Eccovela qua l’agenda Obama. Sono queste, soprattutto queste, le parole scelte da Barak Obama per il suo secondo e ultimo discorso inaugurale alla Casa Bianca. Il primo Presidente americano della Storia a parlare nel proprio discorso inaugurale di uguali diritti civili per le persone omo e bisessuali. Discorso che i nostri figli leggeranno sui libri di Storia, tutto centrato sull’uguaglianza di tutti gli uomini dinanzi alla legge (sì, anche quando si vogliono sposare civilmente e adottare figli) e sul rispetto dell’ambiente: “Risponderemo alla minaccia dei cambiamenti climatici, sapendo che un nostro fallimento in quel campo significherebbe tradire i nostri figli e le future generazioni“.

Si dirà che Obama non ha a Washington il Vaticano né pile da baciare, e quindi può esporsi su temi di questo genere. Eppure, considerando la situazione di equilibrio nel Congresso americano, dove l’opposizione repubblicana (e omofobica) conserva la maggioranza nella Camera dei Rappresentanti, Obama non aveva nulla da guadagnare da questo tema. Non aveva nemmeno bisogno di ingraziarsi ulteriormente la minoranza gay che, per altro, già lo ha preferito con un favore del 76% su Mitt Romney.
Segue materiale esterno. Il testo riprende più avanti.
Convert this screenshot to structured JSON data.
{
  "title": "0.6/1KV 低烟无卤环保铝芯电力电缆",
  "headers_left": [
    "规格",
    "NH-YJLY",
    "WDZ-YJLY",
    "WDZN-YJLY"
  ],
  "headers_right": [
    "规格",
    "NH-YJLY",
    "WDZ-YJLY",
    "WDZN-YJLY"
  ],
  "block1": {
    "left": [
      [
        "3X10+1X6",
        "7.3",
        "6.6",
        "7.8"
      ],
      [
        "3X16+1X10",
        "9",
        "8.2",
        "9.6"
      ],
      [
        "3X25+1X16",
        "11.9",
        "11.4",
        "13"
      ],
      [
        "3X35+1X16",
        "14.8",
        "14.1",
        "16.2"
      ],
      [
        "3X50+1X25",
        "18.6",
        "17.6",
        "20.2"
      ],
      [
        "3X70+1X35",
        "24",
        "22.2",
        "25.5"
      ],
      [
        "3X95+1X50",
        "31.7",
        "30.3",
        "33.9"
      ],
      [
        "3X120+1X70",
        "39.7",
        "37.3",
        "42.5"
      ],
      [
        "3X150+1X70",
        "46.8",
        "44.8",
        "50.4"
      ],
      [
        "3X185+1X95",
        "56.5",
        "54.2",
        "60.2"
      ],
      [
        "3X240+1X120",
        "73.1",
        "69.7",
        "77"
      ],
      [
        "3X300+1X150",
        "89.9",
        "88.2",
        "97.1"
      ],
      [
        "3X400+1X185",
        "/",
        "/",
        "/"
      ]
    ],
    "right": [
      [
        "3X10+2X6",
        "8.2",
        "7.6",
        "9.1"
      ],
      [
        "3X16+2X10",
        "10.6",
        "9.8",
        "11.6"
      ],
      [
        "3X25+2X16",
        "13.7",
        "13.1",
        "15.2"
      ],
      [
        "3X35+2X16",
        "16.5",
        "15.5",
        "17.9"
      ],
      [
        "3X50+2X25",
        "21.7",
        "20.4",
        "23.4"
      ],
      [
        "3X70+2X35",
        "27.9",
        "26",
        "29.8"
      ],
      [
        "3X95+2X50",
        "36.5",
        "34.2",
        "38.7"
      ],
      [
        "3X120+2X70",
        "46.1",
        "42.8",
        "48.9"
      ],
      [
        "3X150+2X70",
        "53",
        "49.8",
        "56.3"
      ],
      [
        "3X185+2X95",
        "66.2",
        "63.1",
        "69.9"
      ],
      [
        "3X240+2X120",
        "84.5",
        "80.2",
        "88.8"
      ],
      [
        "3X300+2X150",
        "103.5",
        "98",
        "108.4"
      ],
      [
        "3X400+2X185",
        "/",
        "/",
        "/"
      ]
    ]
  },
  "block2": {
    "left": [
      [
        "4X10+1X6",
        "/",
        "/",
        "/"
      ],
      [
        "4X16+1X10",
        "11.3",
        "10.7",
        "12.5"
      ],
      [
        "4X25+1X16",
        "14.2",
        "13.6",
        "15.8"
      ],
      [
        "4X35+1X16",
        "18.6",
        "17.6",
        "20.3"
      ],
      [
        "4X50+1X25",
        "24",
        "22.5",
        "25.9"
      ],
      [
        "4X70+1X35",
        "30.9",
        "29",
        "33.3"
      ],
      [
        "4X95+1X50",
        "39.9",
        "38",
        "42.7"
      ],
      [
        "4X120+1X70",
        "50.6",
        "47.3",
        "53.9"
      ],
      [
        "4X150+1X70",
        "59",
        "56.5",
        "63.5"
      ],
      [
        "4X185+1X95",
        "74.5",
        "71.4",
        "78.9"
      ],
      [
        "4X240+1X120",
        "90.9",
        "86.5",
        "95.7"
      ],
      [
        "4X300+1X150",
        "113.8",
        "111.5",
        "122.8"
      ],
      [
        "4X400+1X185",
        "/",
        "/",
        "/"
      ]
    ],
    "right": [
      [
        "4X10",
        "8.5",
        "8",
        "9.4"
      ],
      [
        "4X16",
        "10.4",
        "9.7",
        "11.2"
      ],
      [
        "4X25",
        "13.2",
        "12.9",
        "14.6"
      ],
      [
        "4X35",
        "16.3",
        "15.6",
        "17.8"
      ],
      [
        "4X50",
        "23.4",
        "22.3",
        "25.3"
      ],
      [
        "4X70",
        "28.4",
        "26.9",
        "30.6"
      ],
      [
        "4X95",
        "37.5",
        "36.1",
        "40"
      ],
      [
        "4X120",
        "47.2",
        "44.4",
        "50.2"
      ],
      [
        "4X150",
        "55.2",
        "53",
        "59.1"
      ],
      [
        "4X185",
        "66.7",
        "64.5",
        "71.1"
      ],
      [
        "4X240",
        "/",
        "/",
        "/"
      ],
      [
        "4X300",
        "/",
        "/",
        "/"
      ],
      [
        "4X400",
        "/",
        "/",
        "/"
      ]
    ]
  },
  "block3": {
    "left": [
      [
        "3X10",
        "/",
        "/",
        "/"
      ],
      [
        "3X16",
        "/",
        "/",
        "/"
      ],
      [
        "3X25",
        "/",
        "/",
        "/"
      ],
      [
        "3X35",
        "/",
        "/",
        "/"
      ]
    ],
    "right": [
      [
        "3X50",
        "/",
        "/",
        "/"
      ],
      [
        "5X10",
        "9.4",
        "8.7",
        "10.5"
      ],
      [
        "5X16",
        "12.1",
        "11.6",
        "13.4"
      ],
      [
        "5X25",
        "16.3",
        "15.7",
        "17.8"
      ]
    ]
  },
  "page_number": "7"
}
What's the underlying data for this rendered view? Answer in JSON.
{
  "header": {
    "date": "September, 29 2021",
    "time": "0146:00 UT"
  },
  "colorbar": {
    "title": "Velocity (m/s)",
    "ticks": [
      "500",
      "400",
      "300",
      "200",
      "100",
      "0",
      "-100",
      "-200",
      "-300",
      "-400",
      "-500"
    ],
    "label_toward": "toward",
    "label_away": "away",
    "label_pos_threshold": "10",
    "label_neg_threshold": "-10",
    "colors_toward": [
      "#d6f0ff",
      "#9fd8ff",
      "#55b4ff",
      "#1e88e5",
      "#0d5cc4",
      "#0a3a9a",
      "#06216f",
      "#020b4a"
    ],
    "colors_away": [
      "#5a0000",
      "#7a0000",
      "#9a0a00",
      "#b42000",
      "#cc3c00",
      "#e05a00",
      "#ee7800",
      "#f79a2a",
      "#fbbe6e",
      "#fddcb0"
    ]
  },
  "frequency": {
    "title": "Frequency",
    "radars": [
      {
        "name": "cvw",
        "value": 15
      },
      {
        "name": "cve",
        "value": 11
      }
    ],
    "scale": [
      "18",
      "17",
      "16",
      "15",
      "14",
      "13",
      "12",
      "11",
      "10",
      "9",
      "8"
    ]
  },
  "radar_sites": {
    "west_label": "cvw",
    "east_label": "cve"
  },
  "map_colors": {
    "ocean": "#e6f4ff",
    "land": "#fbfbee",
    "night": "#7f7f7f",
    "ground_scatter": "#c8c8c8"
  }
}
Tuttavia, Obama, figlio egli stesso di una minoranza che per lunghi decenni è stata discriminata dalla legge, sa bene quanto sia profonda l’importanza dell’eguaglianza dei diritti civili in qualunque Paese che voglia dirsi democratico, moderno e occidentale.

Si penserebbe che siamo nel campo delle banalità, delle ovvietà più ovvie, a fare queste considerazioni nel 2013 dopo Cristo. Eppure a questo livello di banalità non ha saputo arrivare il Presidente del Consiglio italiano, Mario Monti che, pochi giorni fa, in un’intervista su Sky, ha operato la solita discriminante difesa della famiglia “solo fra uomo e donna”. La presa di posizione di Monti ha subito fatto il giro del mondo, facendo inorridire all’estero tanto quanto le barzellette di Berlusconi. Sui diritti civili Monti non solo è fuori dall’Europa e dall’Occidente, ma è tanto vecchio e arretrato quanto un Giulio Andreotti qualsiasi, classe 1919, con l’aggravante di essere tragicamente nato una trentina d’anni dopo.